Gerak Budaya dan Manusia
Masyarakat
dibentuk oleh manusia-manusia yang
homogen dan heterogen sekaligus dengan esensi kemanusiaan yang
sama. Manusia memiliki dua gerak utama yaitu gerak imanen yang berkaitan dengan
kediriannya yang merupakan
akulumalasi makna-makna nilai-nilai
yang ada dari historisitasnya, dia mengembang,
berefleksi dan berinteraksi dengan kemampuan gerak ke dua yaitu gerak transenden,
gerak yang mampu mengatasi atau keluar dari dirinya, interaksi ini bertemu dalam
suatu perwujudan pola-pola interaksi sosial, POLA2 HIDUP DAN KEHIDUPAN,
menyadari diri dan kemudian menyadari orang lain dan berinteraksilah dalam suatu
dialektika historis yang terus berubah.
Terdapat
gerak yang bolak balik dalam melihat budaya masyarakat,
dari universal, nasional, global yang diikuti
oleh lahirnya negara-negara nasional dengan basis budayanya, namun
sekaligus ditarik terus ke arah global lagi melalui instrumen ideologi, kebijakan
yang membuat negara nasional secara sukarela terpaksa mengakomodasinya dengan
berbagai alasan, yang intinya minder dan gak berani beda meski
budaya nasional memberi fondasi yang kuat untuk bangsa dan negara birsikap, berpikir
dan bertingkah independen. Ketika budaya materil dengan
dorongn iptek terus berkembang, maka bangsa dan negara kemampuan
kecil baik SDM, teknologi maupun kapital ikut ikutan berbaris dalam
barisan mereka, dan dengan semangat harus mengejar ketertinggalan, ucapan yang
bagus tapi gak akan bisa, sampai kapanpun karena mereka yang sudah maju akan berlari
lebih cepat lagi, akhirnya hanya jadi folower yang secara
lambat laun dalam segala hal merasuki nilai-nilai budaya
bangsa yang paling prinsip, paling utama, sehingga sulitlah
jati diri bangsa tampil tegar dan membanggakan, selalin jadi peniru-peniru
yang meniru terus karena kebijakan nasional yang
tak menguatkan kemandirian bangsa.
Dalam konteks bangsa, jelas perjalanan sejarah dan budayanya
sangatlah panjang, berbagai kerajaan dengan
budayanya telah mewarnai nilai nilai, pola sosial serta kekuatan
kekuatan internal yang menunjukan kemandirian yang
cukup kuat, sampai masuknya penjajahan yang mau tak mau memberi efek budaya yang
menekan baik melalui interaksi sosial kekuasaan maupun peperangan, yang intinya
terdapat keterputusan dari masa lalunya dengan
dimulai pada tingkat masyarakat kelas sosial atas. Budaya barat
melalui penjajah "creeping" pada budaya bangsa secara evolutif dan sering
juga menimbulkan konflik tajam sampai perang yang semua ini menjadi upaya dominasi
satu dengan lainnya, dan umumnya bangsa kalah dalam konflik tersebut yang
berimplikasi makin kuatnya instrumen budaya, kekuasaan penjajah masuk dalam kehidupan
masyarakat.
Kondisi
tersebut berefek juga pada cara pikir bangsa
yang terlihat dari tarik menarik masalah apa dan budaya apa yang
harus mengisi bangsa jika merdeka, ini telah jadi bahan diskusi yang
menonjol di lingkungan pemikir-pemikir bangsa.
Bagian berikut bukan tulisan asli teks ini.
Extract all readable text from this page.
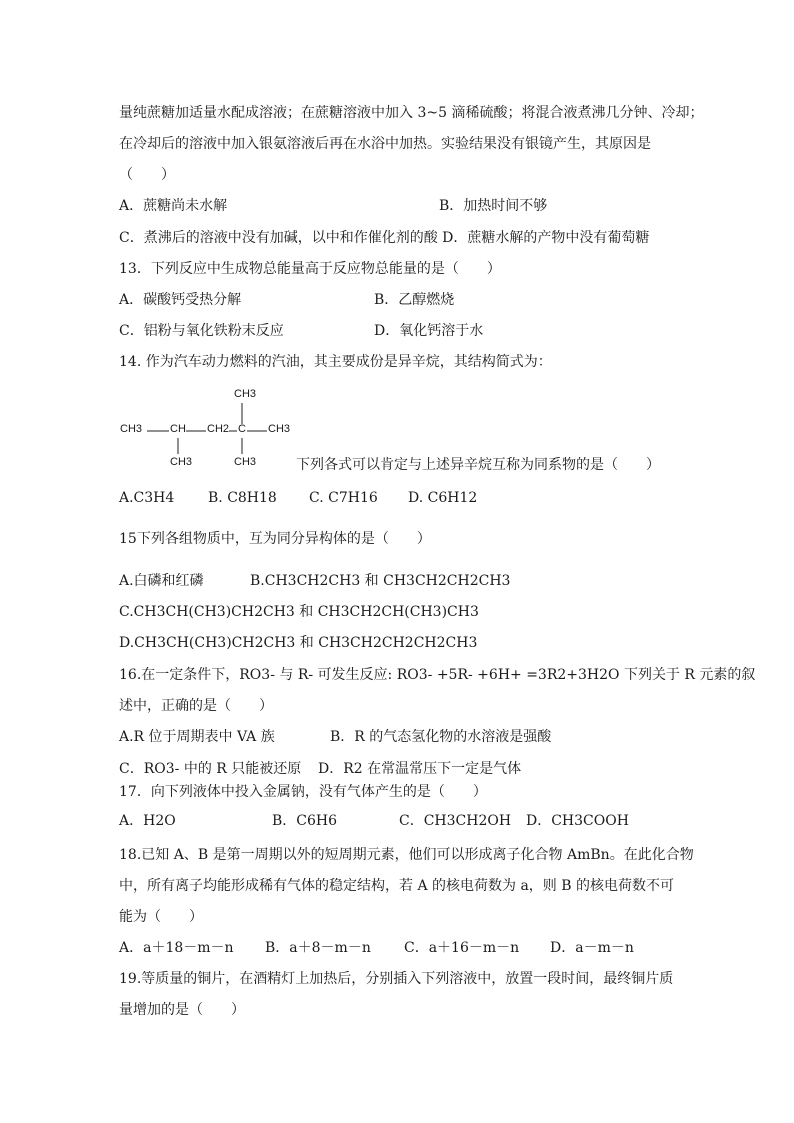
量纯蔗糖加适量水配成溶液；在蔗糖溶液中加入 3~5 滴稀硫酸；将混合液煮沸几分钟、冷却；
在冷却后的溶液中加入银氨溶液后再在水浴中加热。实验结果没有银镜产生，其原因是
（　　）
A．蔗糖尚未水解	B．加热时间不够
C．煮沸后的溶液中没有加碱，以中和作催化剂的酸 D．蔗糖水解的产物中没有葡萄糖
13．下列反应中生成物总能量高于反应物总能量的是（　　）
A．碳酸钙受热分解	B．乙醇燃烧
C．铝粉与氧化铁粉末反应	D．氧化钙溶于水
14. 作为汽车动力燃料的汽油，其主要成份是异辛烷，其结构简式为：
CH3
CH3	CH CH2 C CH3
CH3	CH3	下列各式可以肯定与上述异辛烷互称为同系物的是（　　）
A.C3H4 B. C8H18 C. C7H16 D. C6H12
15下列各组物质中，互为同分异构体的是（　　）
A.白磷和红磷	B.CH3CH2CH3 和 CH3CH2CH2CH3
C.CH3CH(CH3)CH2CH3 和 CH3CH2CH(CH3)CH3
D.CH3CH(CH3)CH2CH3 和 CH3CH2CH2CH2CH3
16.在一定条件下，RO3- 与 R- 可发生反应: RO3- +5R- +6H+ =3R2+3H2O 下列关于 R 元素的叙
述中，正确的是（　　）
A.R 位于周期表中 VA 族	B．R 的气态氢化物的水溶液是强酸
C．RO3- 中的 R 只能被还原 D．R2 在常温常压下一定是气体
17．向下列液体中投入金属钠，没有气体产生的是（　　）
A．H2O	B．C6H6	C．CH3CH2OH D．CH3COOH
18.已知 A、B 是第一周期以外的短周期元素，他们可以形成离子化合物 AmBn。在此化合物
中，所有离子均能形成稀有气体的稳定结构，若 A 的核电荷数为 a，则 B 的核电荷数不可
能为（　　）
A．a＋18－m－n B．a＋8－m－n C．a＋16－m－n D．a－m－n
19.等质量的铜片，在酒精灯上加热后，分别插入下列溶液中，放置一段时间，最终铜片质
量增加的是（　　）
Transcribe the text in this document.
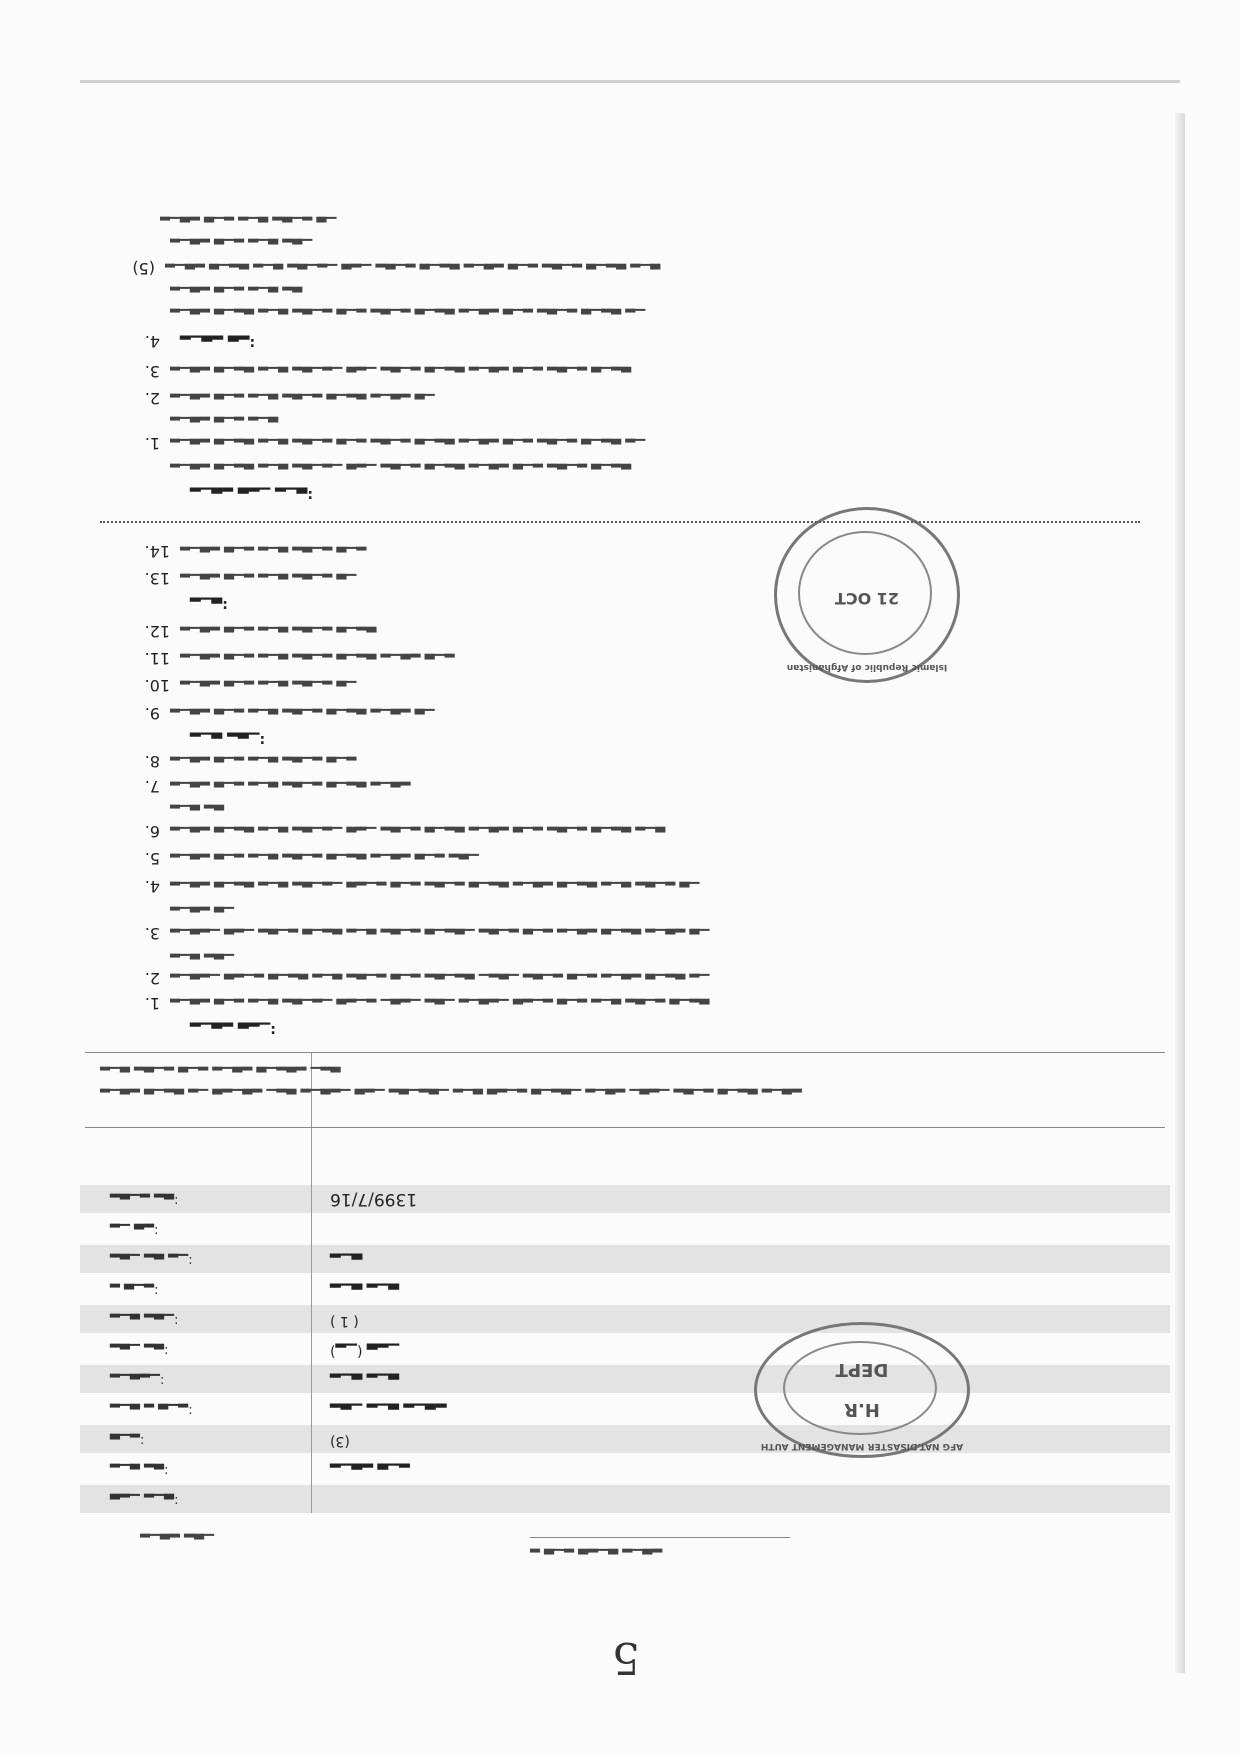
5
▂ ▃▁▂ ▃▂▁▃ ▂▁▃▂
▂▁▃▂ ▂▃▁
▃▂▁ ▂▁▃:
▂▁▃ ▂▃:	▂▁▃▂ ▃▁▂
▃▁▂:	(3)
▂▁▃ ▂ ▃▁▂:	▂▃▁ ▂▁▃ ▂▁▃▂
▂▁▃▂▁:	▂▁▃ ▂▁▃
▂▃▁ ▂▃:	(▂▁) ▃▂▁
▂▁▃ ▂▃▁:	( 1 )
▂ ▃▁▂:	▂▁▃ ▂▁▃
▂▃▁ ▂▃ ▂▁:	▂▁▃
▂▁ ▃▂:
▂▃▁▂ ▂▃:	1399/7/16
H.R
DEPT
AFG NAT.DISASTER MANAGEMENT AUTH
▂▁▃▂ ▃▁▂▃ ▂▁ ▃▂▁▃▂ ▁▂▃ ▂▁▃▂▁ ▃▂▁ ▂▃▁▂▃▁ ▂▁▃ ▃▂▁▂ ▃▁▂▃▁ ▂▁▃▂ ▁▃▂▁ ▂▃▁▂ ▃▁▂▃ ▂▁▃▂
▂▁▃ ▂▃▁▂ ▃▁▂ ▂▁▃▂ ▃▁▂▃▂ ▁▂▃
▂▁▃▂ ▃▂▁:
1. ▂▁▃▂ ▃▁▂ ▂▁▃ ▂▃▁▂▁ ▃▂▁▂ ▁▃▂▁ ▂▃▁ ▂▁▃▂▁ ▃▂▁▂ ▃▁▂ ▂▁▃ ▂▃▁▂ ▃▁▂▃
2. ▂▁▃▂▁ ▃▂▁▂ ▃▁▂▃ ▂▁▃ ▂▃▁▂ ▃▁▂ ▂▃▁▂▃ ▁▂▃▁ ▂▃▁▂ ▃▁▂ ▂▁▃▂ ▃▁▂▃ ▂▁
▂▁▃ ▂▃▁
3. ▂▁▃▂▁ ▃▂▁ ▂▃▁▂ ▃▁▂▃ ▂▁▃ ▂▃▁▂ ▃▁▂▃▁ ▂▃▁▂ ▃▁▂ ▂▁▃▂ ▃▁▂▃ ▂▁▃▂ ▃▁
▂▁▃▂ ▃▁
4. ▂▁▃▂ ▃▁▂▃ ▂▁▃ ▂▃▁▂▁ ▃▂▁▂ ▃▁▂ ▂▃▁▂ ▃▁▂▃ ▂▁▃▂ ▃▁▂▃ ▂▁▃ ▂▃▁▂ ▃▁
5. ▂▁▃▂ ▃▁▂ ▂▁▃ ▂▃▁▂ ▃▁▂▃ ▂▁▃▂ ▃▁▂ ▂▃▁
6. ▂▁▃▂ ▃▁▂▃ ▂▁▃ ▂▃▁▂▁ ▃▂▁ ▂▃▁▂ ▃▁▂▃ ▂▁▃▂ ▃▁▂ ▂▃▁▂ ▃▁▂▃ ▂▁▃
▂▁▃ ▂▃
7. ▂▁▃▂ ▃▁▂ ▂▁▃ ▂▃▁▂ ▃▁▂▃ ▂▁▃▂
8. ▂▁▃▂ ▃▁▂ ▂▁▃ ▂▃▁▂ ▃▁▂
▂▁▃ ▂▃▁:
9. ▂▁▃▂ ▃▁▂ ▂▁▃ ▂▃▁▂ ▃▁▂▃ ▂▁▃▂ ▃▁
10. ▂▁▃▂ ▃▁▂ ▂▁▃ ▂▃▁▂ ▃▁
11. ▂▁▃▂ ▃▁▂ ▂▁▃ ▂▃▁▂ ▃▁▂▃ ▂▁▃▂ ▃▁▂
12. ▂▁▃▂ ▃▁▂ ▂▁▃ ▂▃▁▂ ▃▁▂▃
▂▁▃:
13. ▂▁▃▂ ▃▁▂ ▂▁▃ ▂▃▁▂ ▃▁
14. ▂▁▃▂ ▃▁▂ ▂▁▃ ▂▃▁▂ ▃▁▂
21 OCT
Islamic Republic of Afghanistan
▂▁▃▂ ▃▂▁ ▂▁▃:
▂▁▃▂ ▃▁▂▃ ▂▁▃ ▂▃▁▂▁ ▃▂▁ ▂▃▁▂ ▃▁▂▃ ▂▁▃▂ ▃▁▂ ▂▃▁▂ ▃▁▂▃
1. ▂▁▃▂ ▃▁▂▃ ▂▁▃ ▂▃▁▂ ▃▁▂ ▂▃▁▂ ▃▁▂▃ ▂▁▃▂ ▃▁▂ ▂▃▁▂ ▃▁▂▃ ▂▁
▂▁▃▂ ▃▁▂ ▂▁▃
2. ▂▁▃▂ ▃▁▂ ▂▁▃ ▂▃▁▂ ▃▁▂▃ ▂▁▃▂ ▃▁
3. ▂▁▃▂ ▃▁▂▃ ▂▁▃ ▂▃▁▂▁ ▃▂▁ ▂▃▁▂ ▃▁▂▃ ▂▁▃▂ ▃▁▂ ▂▃▁▂ ▃▁▂▃
4. ▂▁▃▂ ▃▂:
▂▁▃▂ ▃▁▂▃ ▂▁▃ ▂▃▁▂ ▃▁▂ ▂▃▁▂ ▃▁▂▃ ▂▁▃▂ ▃▁▂ ▂▃▁▂ ▃▁▂▃ ▂▁
▂▁▃▂ ▃▁▂ ▂▁▃ ▂▃
(5) ▂▁▃▂ ▃▁▂▃ ▂▁▃ ▂▃▁▂▁ ▃▂▁ ▂▃▁▂ ▃▁▂▃ ▂▁▃▂ ▃▁▂ ▂▃▁▂ ▃▁▂▃ ▂▁▃
▂▁▃▂ ▃▁▂ ▂▁▃ ▂▃▁
▂▁▃▂ ▃▁▂ ▂▁▃ ▂▃▁▂ ▃▁
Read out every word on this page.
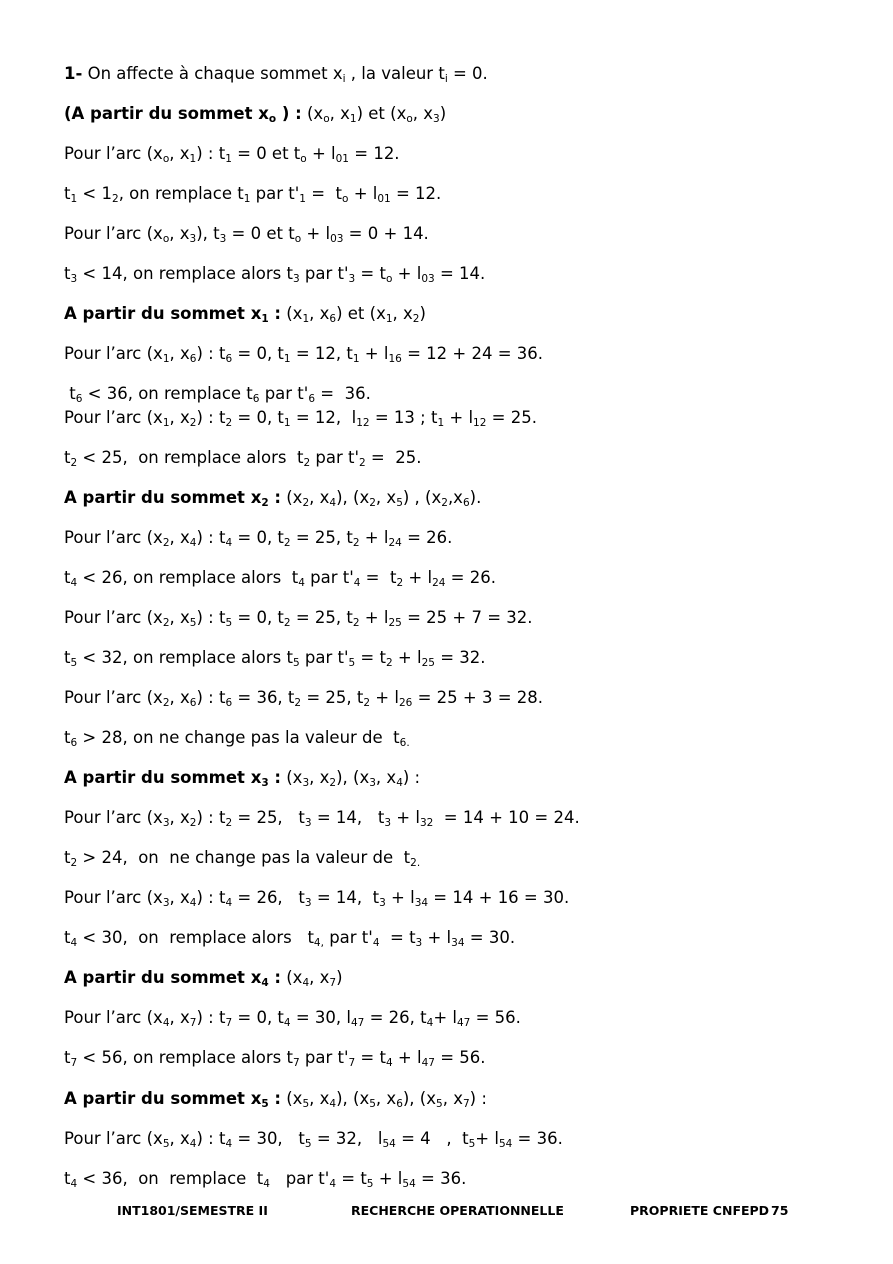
1- On affecte à chaque sommet $x_i$ , la valeur $t_i = 0$.
(A partir du sommet $x_o$ ) : ($x_o$, $x_1$) et ($x_o$, $x_3$)
Pour l’arc ($x_o$, $x_1$) : $t_1 = 0$ et $t_o + l_{01} = 12$.
$t_1 < 1_2$, on remplace $t_1$ par $t'_1 = t_o + l_{01} = 12$.
Pour l’arc ($x_o$, $x_3$), $t_3 = 0$ et $t_o + l_{03} = 0 + 14$.
$t_3 < 14$, on remplace alors $t_3$ par $t'_3 = t_o + l_{03} = 14$.
A partir du sommet $x_1$ : ($x_1$, $x_6$) et ($x_1$, $x_2$)
Pour l’arc ($x_1$, $x_6$) : $t_6 = 0$, $t_1 = 12$, $t_1 + l_{16} = 12 + 24 = 36$.
$t_6 < 36$, on remplace $t_6$ par $t'_6 = 36$.
Pour l’arc ($x_1$, $x_2$) : $t_2 = 0$, $t_1 = 12$,  $l_{12} = 13$ ; $t_1 + l_{12} = 25$.
$t_2 < 25$,  on remplace alors  $t_2$ par $t'_2 = 25$.
A partir du sommet $x_2$ : ($x_2$, $x_4$), ($x_2$, $x_5$) , $(x_2,x_6)$.
Pour l’arc ($x_2$, $x_4$) : $t_4 = 0$, $t_2 = 25$, $t_2 + l_{24} = 26$.
$t_4 < 26$, on remplace alors  $t_4$ par $t'_4 = t_2 + l_{24} = 26$.
Pour l’arc ($x_2$, $x_5$) : $t_5 = 0$, $t_2 = 25$, $t_2 + l_{25} = 25 + 7 = 32$.
$t_5 < 32$, on remplace alors $t_5$ par $t'_5 = t_2 + l_{25} = 32$.
Pour l’arc ($x_2$, $x_6$) : $t_6 = 36$, $t_2 = 25$, $t_2 + l_{26} = 25 + 3 = 28$.
$t_6 > 28$, on ne change pas la valeur de  $t_{6.}$
A partir du sommet $x_3$ : ($x_3$, $x_2$), ($x_3$, $x_4$) :
Pour l’arc ($x_3$, $x_2$) : $t_2 = 25$,   $t_3 = 14$,   $t_3 + l_{32} = 14 + 10 = 24$.
$t_2 > 24$,  on  ne change pas la valeur de  $t_{2.}$
Pour l’arc ($x_3$, $x_4$) : $t_4 = 26$,   $t_3 = 14$,  $t_3 + l_{34} = 14 + 16 = 30$.
$t_4 < 30$,  on  remplace alors   $t_{4,}$ par $t'_4 = t_3 + l_{34} = 30$.
A partir du sommet $x_4$ : ($x_4$, $x_7$)
Pour l’arc ($x_4$, $x_7$) : $t_7 = 0$, $t_4 = 30$, $l_{47} = 26$, $t_4+ l_{47} = 56$.
$t_7 < 56$, on remplace alors $t_7$ par $t'_7 = t_4 + l_{47} = 56$.
A partir du sommet $x_5$ : ($x_5$, $x_4$), ($x_5$, $x_6$), ($x_5$, $x_7$) :
Pour l’arc ($x_5$, $x_4$) : $t_4 = 30$,   $t_5 = 32$,   $l_{54} = 4$   ,  $t_5+ l_{54} = 36$.
$t_4 < 36$,  on  remplace  $t_4$   par $t'_4 = t_5 + l_{54} = 36$.
INT1801/SEMESTRE II	RECHERCHE OPERATIONNELLE	PROPRIETE CNFEPD 75
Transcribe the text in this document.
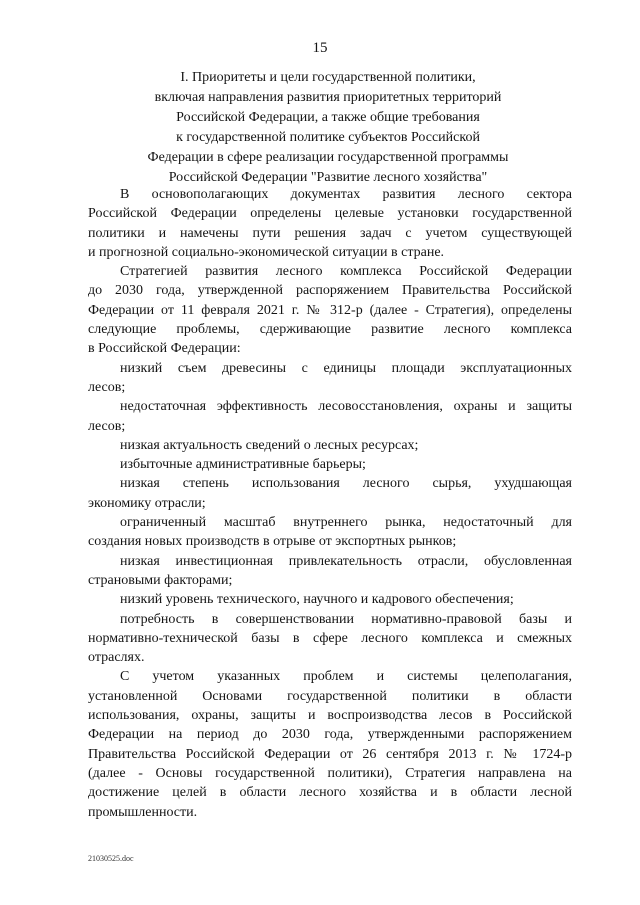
15
I. Приоритеты и цели государственной политики,
включая направления развития приоритетных территорий
Российской Федерации, а также общие требования
к государственной политике субъектов Российской
Федерации в сфере реализации государственной программы
Российской Федерации "Развитие лесного хозяйства"
В основополагающих документах развития лесного сектора
Российской Федерации определены целевые установки государственной
политики и намечены пути решения задач с учетом существующей
и прогнозной социально-экономической ситуации в стране.
Стратегией развития лесного комплекса Российской Федерации
до 2030 года, утвержденной распоряжением Правительства Российской
Федерации от 11 февраля 2021 г. № 312-р (далее - Стратегия), определены
следующие проблемы, сдерживающие развитие лесного комплекса
в Российской Федерации:
низкий съем древесины с единицы площади эксплуатационных
лесов;
недостаточная эффективность лесовосстановления, охраны и защиты
лесов;
низкая актуальность сведений о лесных ресурсах;
избыточные административные барьеры;
низкая степень использования лесного сырья, ухудшающая
экономику отрасли;
ограниченный масштаб внутреннего рынка, недостаточный для
создания новых производств в отрыве от экспортных рынков;
низкая инвестиционная привлекательность отрасли, обусловленная
страновыми факторами;
низкий уровень технического, научного и кадрового обеспечения;
потребность в совершенствовании нормативно-правовой базы и
нормативно-технической базы в сфере лесного комплекса и смежных
отраслях.
С учетом указанных проблем и системы целеполагания,
установленной Основами государственной политики в области
использования, охраны, защиты и воспроизводства лесов в Российской
Федерации на период до 2030 года, утвержденными распоряжением
Правительства Российской Федерации от 26 сентября 2013 г. № 1724-р
(далее - Основы государственной политики), Стратегия направлена на
достижение целей в области лесного хозяйства и в области лесной
промышленности.
21030525.doc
Dalam perjalanannya pemikir-pemikir nasional/bangsa
sebelum kemerdekaan telah memperbincangkan (berpolemik, terkenal dengan istilah
Polemik Kebudayaan) tentang bagaimana budaya bangsa ke depan. Polemik yang terjadi
pada tahun 30-an di kalangan cendekiawan dan kebudayaan/Budayawan Indonesia.
6.
Polemik Kebudayaan
Polemik
ini bermula dari tulisan Sutan Takdir Alisyahbana
"Menuju Masyarakat dan Kebudayaan Baru: Indonesia-Pra-Indonesia (dalam Pujangga baru, 2 Agustus 1935). Takdir
membedakan "Zaman pra-Indonesia" (yang berlangsung hingga akhir abad ke-19)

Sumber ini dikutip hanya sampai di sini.